NHKが乗り出す「ネット同時配信」の衝撃

風雲急を告げる日本の動画配信市場

たとえばサッカーW杯などのスポーツ中継は、自宅などのテレビでライブで見たがる視聴者の多いキラーコンテンツ。これをもしNHKがネットで同時配信するようになれば、視聴者はどこでも番組を見られるようになる。民放が数十億円にも上る制作費を投じて同じ試合の放映権を獲得しても、テレビ放送の視聴率は低下し、つれて視聴率を指標とする広告収入も減る。

民放は「見逃し配信」で対抗

こうした中で民放キー局が相次いで乗り出しているのが、テレビ番組の「見逃し配信」サービスだ。これは、テレビで一度放送した番組を放送終了から最大7日間、ネットで無料視聴できるというもの。2014年1月に日本テレビが開始したのを皮切りに、民放キー各局が参入した。

他局に先駆けて開始した日本テレビは、現在16番組の見逃し配信を行っている。同社が実施したアンケートでは、見逃し視聴をした人の6~7割がその後、テレビ放送で視聴。利用者の構成比を見ると、20代前半の比率が地上波放送の3倍となっており、狙いどおり、テレビを見ない若年層が番組に触れる機会を増やすことにつながっている。
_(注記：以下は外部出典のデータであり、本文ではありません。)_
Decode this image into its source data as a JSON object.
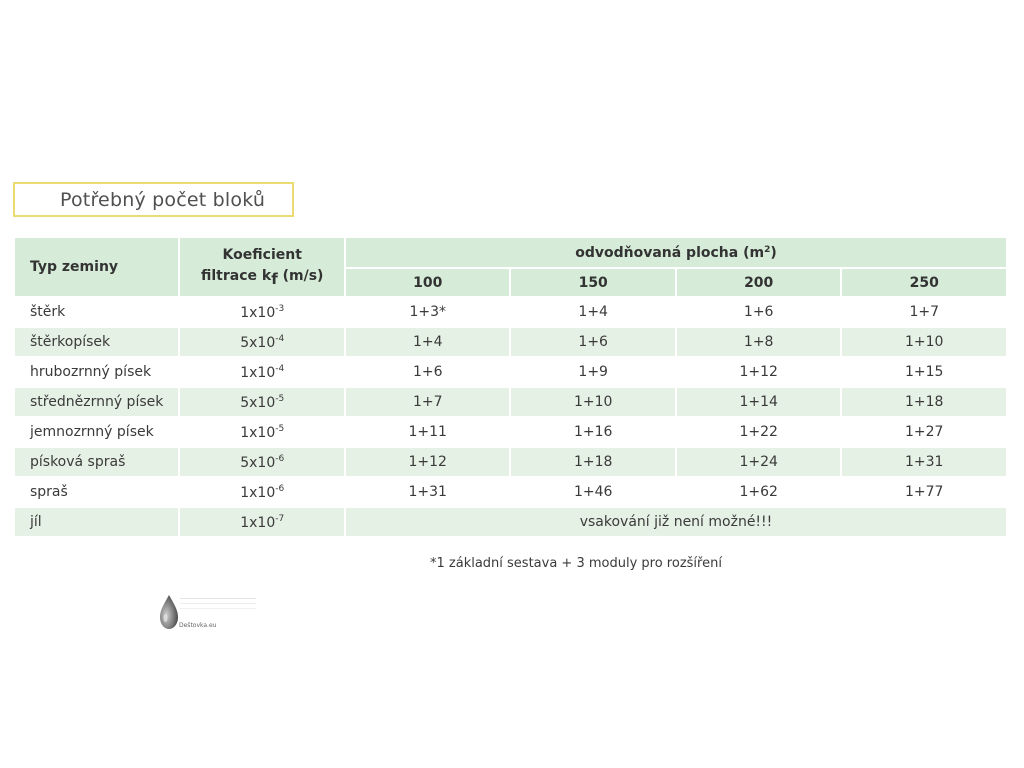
{
  "title": "Potřebný počet bloků",
  "table": {
    "headers": {
      "soil_type": "Typ zeminy",
      "kf_line1": "Koeficient",
      "kf_line2": "filtrace k",
      "kf_sub": "f",
      "kf_unit": "(m/s)",
      "area_label": "odvodňovaná plocha (m",
      "area_sup": "2",
      "area_close": ")",
      "area_cols": [
        "100",
        "150",
        "200",
        "250"
      ]
    },
    "rows": [
      {
        "soil": "štěrk",
        "kf_base": "1x10",
        "kf_exp": "-3",
        "values": [
          "1+3*",
          "1+4",
          "1+6",
          "1+7"
        ]
      },
      {
        "soil": "štěrkopísek",
        "kf_base": "5x10",
        "kf_exp": "-4",
        "values": [
          "1+4",
          "1+6",
          "1+8",
          "1+10"
        ]
      },
      {
        "soil": "hrubozrnný písek",
        "kf_base": "1x10",
        "kf_exp": "-4",
        "values": [
          "1+6",
          "1+9",
          "1+12",
          "1+15"
        ]
      },
      {
        "soil": "střednězrnný písek",
        "kf_base": "5x10",
        "kf_exp": "-5",
        "values": [
          "1+7",
          "1+10",
          "1+14",
          "1+18"
        ]
      },
      {
        "soil": "jemnozrnný písek",
        "kf_base": "1x10",
        "kf_exp": "-5",
        "values": [
          "1+11",
          "1+16",
          "1+22",
          "1+27"
        ]
      },
      {
        "soil": "písková spraš",
        "kf_base": "5x10",
        "kf_exp": "-6",
        "values": [
          "1+12",
          "1+18",
          "1+24",
          "1+31"
        ]
      },
      {
        "soil": "spraš",
        "kf_base": "1x10",
        "kf_exp": "-6",
        "values": [
          "1+31",
          "1+46",
          "1+62",
          "1+77"
        ]
      },
      {
        "soil": "jíl",
        "kf_base": "1x10",
        "kf_exp": "-7",
        "merged_text": "vsakování již není možné!!!"
      }
    ]
  },
  "footnote": "*1 základní sestava + 3 moduly pro rozšíření",
  "logo": {
    "text": "Deštovka.eu",
    "icon": "water-drop-icon"
  },
  "colors": {
    "header_bg": "#d6ecd8",
    "row_alt_bg": "#e6f1e6",
    "title_border": "#eadb72"
  }
}
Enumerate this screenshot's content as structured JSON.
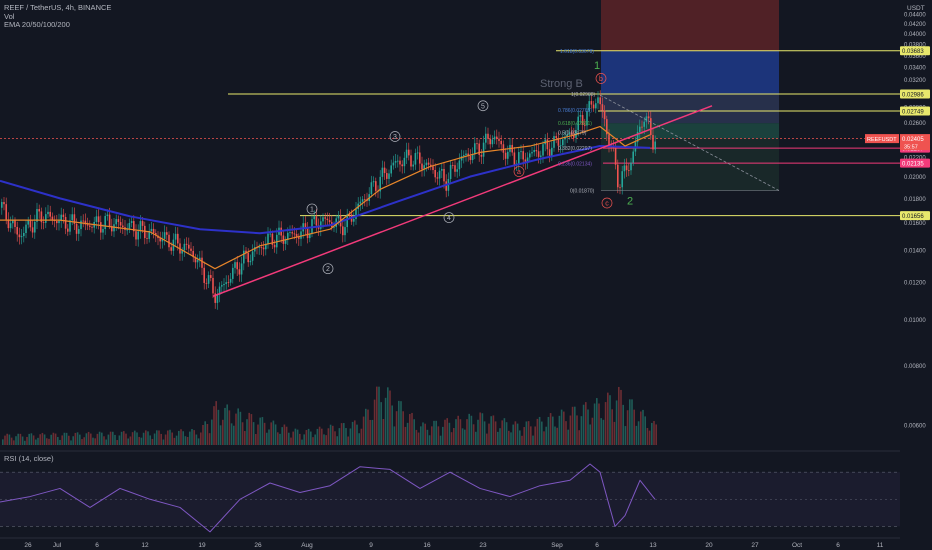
{
  "header": {
    "symbol_line": "REEF / TetherUS, 4h, BINANCE",
    "vol_label": "Vol",
    "ema_label": "EMA 20/50/100/200",
    "currency": "USDT"
  },
  "colors": {
    "background": "#131722",
    "candle_up": "#26a69a",
    "candle_down": "#ef5350",
    "ema_fast": "#e8862a",
    "ema_slow": "#2d31c9",
    "trendline": "#f23a7a",
    "fib_line": "#e8e86c",
    "rsi_line": "#7e57c2",
    "long_zone_top": "#1e3a8a",
    "long_zone_mid": "#2a3350",
    "stop_zone": "#5c2327",
    "target_zone": "#1d4640"
  },
  "chart_data": {
    "type": "candlestick",
    "title": "REEF / TetherUS, 4h, BINANCE",
    "xlabel": "",
    "ylabel": "",
    "x_tick_labels": [
      "26",
      "Jul",
      "6",
      "12",
      "19",
      "26",
      "Aug",
      "9",
      "16",
      "23",
      "Sep",
      "6",
      "13",
      "20",
      "27",
      "Oct",
      "6",
      "11"
    ],
    "y_tick_labels": [
      "0.04400",
      "0.04200",
      "0.04000",
      "0.03800",
      "0.03600",
      "0.03400",
      "0.03200",
      "0.03000",
      "0.02800",
      "0.02600",
      "0.02400",
      "0.02200",
      "0.02000",
      "0.01800",
      "0.01600",
      "0.01400",
      "0.01200",
      "0.01000",
      "0.00800",
      "0.00600"
    ],
    "log_scale": true,
    "grid": false,
    "price_path": [
      [
        0,
        0.0172
      ],
      [
        18,
        0.015
      ],
      [
        40,
        0.0166
      ],
      [
        75,
        0.0158
      ],
      [
        110,
        0.016
      ],
      [
        150,
        0.0152
      ],
      [
        190,
        0.014
      ],
      [
        215,
        0.0112
      ],
      [
        240,
        0.0132
      ],
      [
        270,
        0.0148
      ],
      [
        300,
        0.0152
      ],
      [
        320,
        0.0162
      ],
      [
        345,
        0.0158
      ],
      [
        360,
        0.0176
      ],
      [
        380,
        0.0198
      ],
      [
        395,
        0.0214
      ],
      [
        410,
        0.022
      ],
      [
        425,
        0.0212
      ],
      [
        445,
        0.0196
      ],
      [
        460,
        0.0218
      ],
      [
        480,
        0.023
      ],
      [
        492,
        0.0244
      ],
      [
        505,
        0.0225
      ],
      [
        520,
        0.0218
      ],
      [
        535,
        0.0225
      ],
      [
        550,
        0.0232
      ],
      [
        570,
        0.0245
      ],
      [
        585,
        0.027
      ],
      [
        597,
        0.0294
      ],
      [
        606,
        0.025
      ],
      [
        618,
        0.0194
      ],
      [
        630,
        0.0215
      ],
      [
        643,
        0.027
      ],
      [
        652,
        0.024
      ]
    ],
    "ema_fast_path": [
      [
        0,
        0.0162
      ],
      [
        60,
        0.0162
      ],
      [
        150,
        0.0153
      ],
      [
        215,
        0.0128
      ],
      [
        260,
        0.0143
      ],
      [
        330,
        0.0155
      ],
      [
        380,
        0.0188
      ],
      [
        430,
        0.021
      ],
      [
        480,
        0.0225
      ],
      [
        530,
        0.0232
      ],
      [
        575,
        0.0245
      ],
      [
        600,
        0.0255
      ],
      [
        625,
        0.0232
      ],
      [
        650,
        0.0245
      ]
    ],
    "ema_slow_path": [
      [
        0,
        0.0196
      ],
      [
        60,
        0.018
      ],
      [
        130,
        0.0165
      ],
      [
        200,
        0.0155
      ],
      [
        260,
        0.0152
      ],
      [
        330,
        0.0158
      ],
      [
        400,
        0.0178
      ],
      [
        470,
        0.02
      ],
      [
        540,
        0.0218
      ],
      [
        600,
        0.0232
      ],
      [
        650,
        0.023
      ]
    ],
    "volume_path": [
      [
        0,
        0.15
      ],
      [
        100,
        0.18
      ],
      [
        200,
        0.22
      ],
      [
        215,
        0.6
      ],
      [
        300,
        0.2
      ],
      [
        360,
        0.35
      ],
      [
        380,
        0.9
      ],
      [
        420,
        0.3
      ],
      [
        480,
        0.45
      ],
      [
        520,
        0.3
      ],
      [
        600,
        0.65
      ],
      [
        618,
        0.8
      ],
      [
        655,
        0.3
      ]
    ],
    "rsi": {
      "label": "RSI (14, close)",
      "levels": [
        "80.00",
        "60.00",
        "40.00"
      ],
      "path": [
        [
          0,
          48
        ],
        [
          30,
          52
        ],
        [
          60,
          58
        ],
        [
          90,
          44
        ],
        [
          120,
          58
        ],
        [
          150,
          50
        ],
        [
          180,
          44
        ],
        [
          210,
          26
        ],
        [
          240,
          50
        ],
        [
          270,
          62
        ],
        [
          300,
          55
        ],
        [
          330,
          60
        ],
        [
          360,
          74
        ],
        [
          390,
          72
        ],
        [
          420,
          58
        ],
        [
          450,
          70
        ],
        [
          480,
          58
        ],
        [
          510,
          52
        ],
        [
          540,
          60
        ],
        [
          570,
          64
        ],
        [
          590,
          76
        ],
        [
          600,
          70
        ],
        [
          615,
          30
        ],
        [
          625,
          38
        ],
        [
          640,
          64
        ],
        [
          655,
          50
        ]
      ]
    },
    "horizontal_levels": [
      {
        "price": 0.03683,
        "label": "0.03683"
      },
      {
        "price": 0.02986,
        "label": "0.02986"
      },
      {
        "price": 0.02749,
        "label": "0.02749"
      },
      {
        "price": 0.02297,
        "label": "0.02297"
      },
      {
        "price": 0.02135,
        "label": "0.02135"
      },
      {
        "price": 0.01656,
        "label": "0.01656"
      }
    ],
    "current_price": {
      "label": "REEFUSDT",
      "value": "0.02405",
      "countdown": "35:57"
    },
    "fib_labels": [
      {
        "text": "1.618(0.03678)",
        "price": 0.03678
      },
      {
        "text": "1(0.02988)",
        "price": 0.02988
      },
      {
        "text": "0.786(0.02765)",
        "price": 0.02765
      },
      {
        "text": "0.618(0.02591)",
        "price": 0.02591
      },
      {
        "text": "0.5(0.02479)",
        "price": 0.02479
      },
      {
        "text": "0.382(0.02297)",
        "price": 0.02297
      },
      {
        "text": "0.236(0.02134)",
        "price": 0.02134
      },
      {
        "text": "0(0.01870)",
        "price": 0.0187
      }
    ],
    "wave_labels": [
      {
        "text": "1",
        "style": "circle",
        "x": 312,
        "price": 0.0171
      },
      {
        "text": "2",
        "style": "circle",
        "x": 328,
        "price": 0.0128
      },
      {
        "text": "3",
        "style": "circle",
        "x": 395,
        "price": 0.0243
      },
      {
        "text": "4",
        "style": "circle",
        "x": 449,
        "price": 0.0164
      },
      {
        "text": "5",
        "style": "circle",
        "x": 483,
        "price": 0.0282
      },
      {
        "text": "a",
        "style": "circle-red",
        "x": 519,
        "price": 0.0205
      },
      {
        "text": "b",
        "style": "circle-red",
        "x": 601,
        "price": 0.0322
      },
      {
        "text": "c",
        "style": "circle-red",
        "x": 607,
        "price": 0.0176
      },
      {
        "text": "1",
        "style": "green",
        "x": 597,
        "price": 0.0344
      },
      {
        "text": "2",
        "style": "green",
        "x": 630,
        "price": 0.0178
      }
    ],
    "annotation": "Strong B"
  }
}
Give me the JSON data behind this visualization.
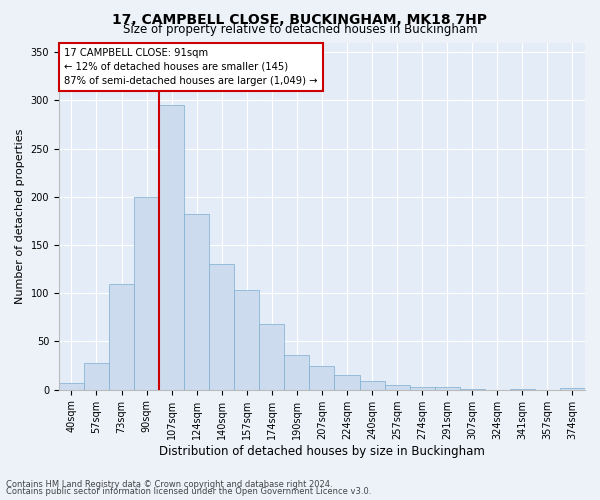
{
  "title1": "17, CAMPBELL CLOSE, BUCKINGHAM, MK18 7HP",
  "title2": "Size of property relative to detached houses in Buckingham",
  "xlabel": "Distribution of detached houses by size in Buckingham",
  "ylabel": "Number of detached properties",
  "categories": [
    "40sqm",
    "57sqm",
    "73sqm",
    "90sqm",
    "107sqm",
    "124sqm",
    "140sqm",
    "157sqm",
    "174sqm",
    "190sqm",
    "207sqm",
    "224sqm",
    "240sqm",
    "257sqm",
    "274sqm",
    "291sqm",
    "307sqm",
    "324sqm",
    "341sqm",
    "357sqm",
    "374sqm"
  ],
  "values": [
    7,
    28,
    110,
    200,
    295,
    182,
    130,
    103,
    68,
    36,
    25,
    15,
    9,
    5,
    3,
    3,
    1,
    0,
    1,
    0,
    2
  ],
  "bar_color": "#ccdcee",
  "bar_edge_color": "#7badd0",
  "annotation_line1": "17 CAMPBELL CLOSE: 91sqm",
  "annotation_line2": "← 12% of detached houses are smaller (145)",
  "annotation_line3": "87% of semi-detached houses are larger (1,049) →",
  "annotation_box_color": "#ffffff",
  "annotation_box_edge": "#cc0000",
  "red_line_color": "#cc0000",
  "red_line_x": 3.5,
  "ylim": [
    0,
    360
  ],
  "yticks": [
    0,
    50,
    100,
    150,
    200,
    250,
    300,
    350
  ],
  "footer1": "Contains HM Land Registry data © Crown copyright and database right 2024.",
  "footer2": "Contains public sector information licensed under the Open Government Licence v3.0.",
  "bg_color": "#edf2f9",
  "plot_bg_color": "#e4ecf7",
  "grid_color": "#ffffff",
  "title1_fontsize": 10,
  "title2_fontsize": 8.5,
  "xlabel_fontsize": 8.5,
  "ylabel_fontsize": 8,
  "tick_fontsize": 7,
  "footer_fontsize": 6
}
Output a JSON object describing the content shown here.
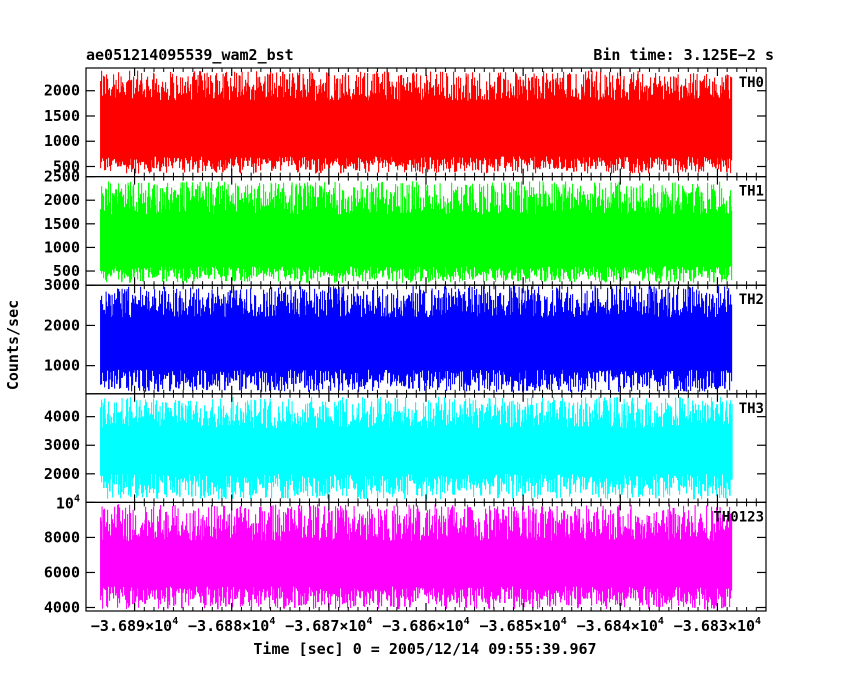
{
  "header": {
    "title_left": "ae051214095539_wam2_bst",
    "title_right": "Bin time: 3.125E−2 s"
  },
  "axes": {
    "ylabel": "Counts/sec",
    "xlabel": "Time [sec] 0 = 2005/12/14 09:55:39.967"
  },
  "chart_data": {
    "type": "line",
    "x_range": [
      -36895,
      -36825
    ],
    "data_x_range": [
      -36893.5,
      -36828.5
    ],
    "x_ticks": [
      {
        "mantissa": "−3.689",
        "exp": "4",
        "value": -36890
      },
      {
        "mantissa": "−3.688",
        "exp": "4",
        "value": -36880
      },
      {
        "mantissa": "−3.687",
        "exp": "4",
        "value": -36870
      },
      {
        "mantissa": "−3.686",
        "exp": "4",
        "value": -36860
      },
      {
        "mantissa": "−3.685",
        "exp": "4",
        "value": -36850
      },
      {
        "mantissa": "−3.684",
        "exp": "4",
        "value": -36840
      },
      {
        "mantissa": "−3.683",
        "exp": "4",
        "value": -36830
      }
    ],
    "panels": [
      {
        "name": "TH0",
        "color": "#ff0000",
        "ylim": [
          300,
          2450
        ],
        "yticks": [
          {
            "label": "500",
            "value": 500
          },
          {
            "label": "1000",
            "value": 1000
          },
          {
            "label": "1500",
            "value": 1500
          },
          {
            "label": "2000",
            "value": 2000
          }
        ],
        "band": {
          "low": [
            360,
            700
          ],
          "high": [
            1800,
            2400
          ]
        }
      },
      {
        "name": "TH1",
        "color": "#00ff00",
        "ylim": [
          200,
          2500
        ],
        "yticks": [
          {
            "label": "500",
            "value": 500
          },
          {
            "label": "1000",
            "value": 1000
          },
          {
            "label": "1500",
            "value": 1500
          },
          {
            "label": "2000",
            "value": 2000
          },
          {
            "label": "2500",
            "value": 2500
          }
        ],
        "band": {
          "low": [
            250,
            600
          ],
          "high": [
            1700,
            2400
          ]
        }
      },
      {
        "name": "TH2",
        "color": "#0000ff",
        "ylim": [
          300,
          3000
        ],
        "yticks": [
          {
            "label": "1000",
            "value": 1000
          },
          {
            "label": "2000",
            "value": 2000
          },
          {
            "label": "3000",
            "value": 3000
          }
        ],
        "band": {
          "low": [
            350,
            900
          ],
          "high": [
            2200,
            3000
          ]
        }
      },
      {
        "name": "TH3",
        "color": "#00ffff",
        "ylim": [
          1000,
          4800
        ],
        "yticks": [
          {
            "label": "2000",
            "value": 2000
          },
          {
            "label": "3000",
            "value": 3000
          },
          {
            "label": "4000",
            "value": 4000
          }
        ],
        "band": {
          "low": [
            1100,
            2000
          ],
          "high": [
            3600,
            4700
          ]
        }
      },
      {
        "name": "TH0123",
        "color": "#ff00ff",
        "ylim": [
          3800,
          10000
        ],
        "yticks": [
          {
            "label": "4000",
            "value": 4000
          },
          {
            "label": "6000",
            "value": 6000
          },
          {
            "label": "8000",
            "value": 8000
          },
          {
            "label": "10",
            "exp": "4",
            "value": 10000
          }
        ],
        "band": {
          "low": [
            3900,
            5200
          ],
          "high": [
            7800,
            9900
          ]
        }
      }
    ]
  }
}
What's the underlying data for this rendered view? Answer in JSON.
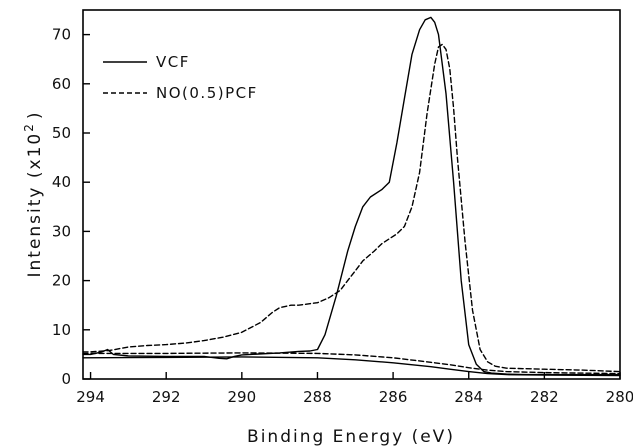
{
  "chart_data": {
    "type": "line",
    "title": "",
    "xlabel": "Binding Energy (eV)",
    "ylabel": "Intensity (x10",
    "ylabel_sup": "2",
    "ylabel_close": ")",
    "xlim": [
      294.2,
      280
    ],
    "ylim": [
      0,
      75
    ],
    "x_reversed": true,
    "grid": false,
    "legend_position": "top-left",
    "x_ticks": [
      294,
      292,
      290,
      288,
      286,
      284,
      282,
      280
    ],
    "y_ticks": [
      0,
      10,
      20,
      30,
      40,
      50,
      60,
      70
    ],
    "series": [
      {
        "name": "VCF",
        "style": "solid",
        "x": [
          294.2,
          294.0,
          293.7,
          293.55,
          293.4,
          293.0,
          292.0,
          291.0,
          290.6,
          290.4,
          290.2,
          290.0,
          289.0,
          288.5,
          288.2,
          288.0,
          287.8,
          287.5,
          287.2,
          287.0,
          286.8,
          286.6,
          286.3,
          286.1,
          285.9,
          285.7,
          285.5,
          285.3,
          285.15,
          285.0,
          284.9,
          284.8,
          284.6,
          284.4,
          284.2,
          284.0,
          283.8,
          283.6,
          283.4,
          283.2,
          283.0,
          282.5,
          282.0,
          281.0,
          280.0
        ],
        "y": [
          5.0,
          5.0,
          5.5,
          6.0,
          5.0,
          4.7,
          4.6,
          4.6,
          4.2,
          4.1,
          4.6,
          4.9,
          5.3,
          5.6,
          5.7,
          6.0,
          9.0,
          17.0,
          26.0,
          31.0,
          35.0,
          37.0,
          38.5,
          40.0,
          48.0,
          57.0,
          66.0,
          71.0,
          73.0,
          73.5,
          72.5,
          70.0,
          58.0,
          40.0,
          20.0,
          7.0,
          3.0,
          1.5,
          1.2,
          1.1,
          1.0,
          0.9,
          0.9,
          0.9,
          0.9
        ]
      },
      {
        "name": "NO(0.5)PCF",
        "style": "dashed",
        "x": [
          294.2,
          294.0,
          293.5,
          293.0,
          292.5,
          292.0,
          291.5,
          291.0,
          290.5,
          290.0,
          289.5,
          289.2,
          289.0,
          288.7,
          288.5,
          288.2,
          288.0,
          287.7,
          287.4,
          287.2,
          287.0,
          286.8,
          286.5,
          286.3,
          286.1,
          285.9,
          285.7,
          285.5,
          285.3,
          285.1,
          284.9,
          284.8,
          284.7,
          284.6,
          284.5,
          284.4,
          284.3,
          284.1,
          283.9,
          283.7,
          283.5,
          283.3,
          283.0,
          282.5,
          282.0,
          281.0,
          280.0
        ],
        "y": [
          5.5,
          5.5,
          5.8,
          6.5,
          6.8,
          7.0,
          7.3,
          7.8,
          8.5,
          9.5,
          11.5,
          13.5,
          14.5,
          15.0,
          15.0,
          15.3,
          15.5,
          16.5,
          18.0,
          20.0,
          22.0,
          24.0,
          26.0,
          27.5,
          28.5,
          29.5,
          31.0,
          35.0,
          42.0,
          54.0,
          64.0,
          67.5,
          68.0,
          67.0,
          63.0,
          55.0,
          45.0,
          28.0,
          14.0,
          6.0,
          3.5,
          2.6,
          2.2,
          2.1,
          2.0,
          1.8,
          1.5
        ]
      },
      {
        "name": "",
        "style": "solid",
        "role": "baseline",
        "x": [
          294.2,
          292.0,
          290.0,
          288.0,
          287.0,
          286.0,
          285.0,
          284.5,
          284.0,
          283.5,
          283.0,
          282.0,
          280.0
        ],
        "y": [
          4.3,
          4.4,
          4.5,
          4.3,
          3.9,
          3.3,
          2.5,
          2.0,
          1.5,
          1.1,
          0.9,
          0.8,
          0.7
        ]
      },
      {
        "name": "",
        "style": "dashed",
        "role": "baseline",
        "x": [
          294.2,
          292.0,
          290.0,
          288.0,
          287.0,
          286.0,
          285.0,
          284.5,
          284.0,
          283.5,
          283.0,
          282.0,
          281.0,
          280.0
        ],
        "y": [
          5.2,
          5.2,
          5.3,
          5.2,
          4.9,
          4.3,
          3.4,
          2.9,
          2.3,
          1.8,
          1.5,
          1.3,
          1.2,
          1.1
        ]
      }
    ]
  }
}
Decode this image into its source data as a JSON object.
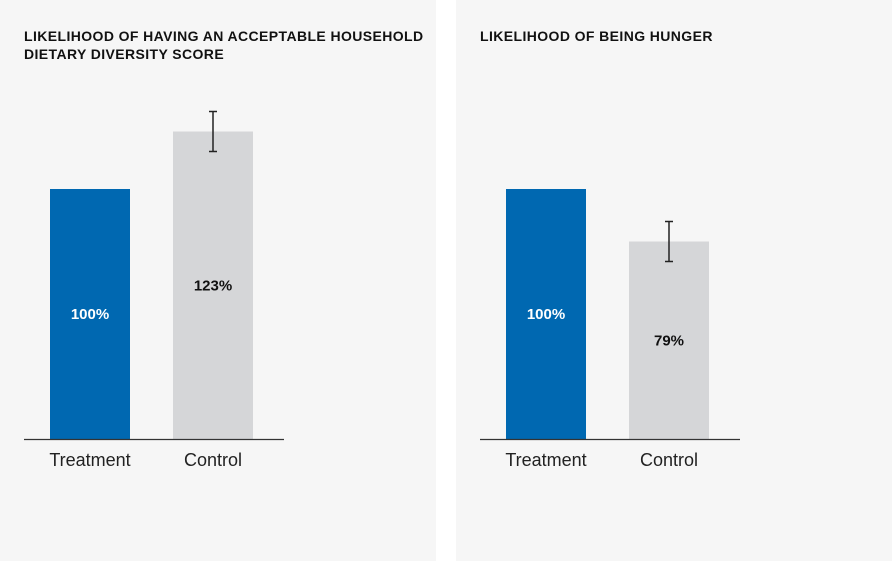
{
  "colors": {
    "treatment": "#0068b1",
    "control": "#d5d6d8",
    "treatment_label": "#ffffff",
    "control_label": "#111111",
    "axis": "#333333"
  },
  "chart_data": [
    {
      "type": "bar",
      "title": "LIKELIHOOD OF HAVING AN ACCEPTABLE HOUSEHOLD DIETARY DIVERSITY SCORE",
      "categories": [
        "Treatment",
        "Control"
      ],
      "values": [
        100,
        123
      ],
      "value_labels": [
        "100%",
        "123%"
      ],
      "error_bars": [
        null,
        [
          115,
          131
        ]
      ],
      "ylim": [
        0,
        135
      ],
      "grid": false
    },
    {
      "type": "bar",
      "title": "LIKELIHOOD OF BEING HUNGER",
      "categories": [
        "Treatment",
        "Control"
      ],
      "values": [
        100,
        79
      ],
      "value_labels": [
        "100%",
        "79%"
      ],
      "error_bars": [
        null,
        [
          71,
          87
        ]
      ],
      "ylim": [
        0,
        135
      ],
      "grid": false
    }
  ]
}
同社は無料ネット配信の収益化にも積極的だ。2014年7月から、見逃し配信の番組内に、地上波放送とは別売りの広告枠を設けて販売している。ネット広告はテレビCMと比較すると安いイメージがあるが、視聴者1人当たり単価としては、テレビのスポットCMの5倍という強気の値付けも試している。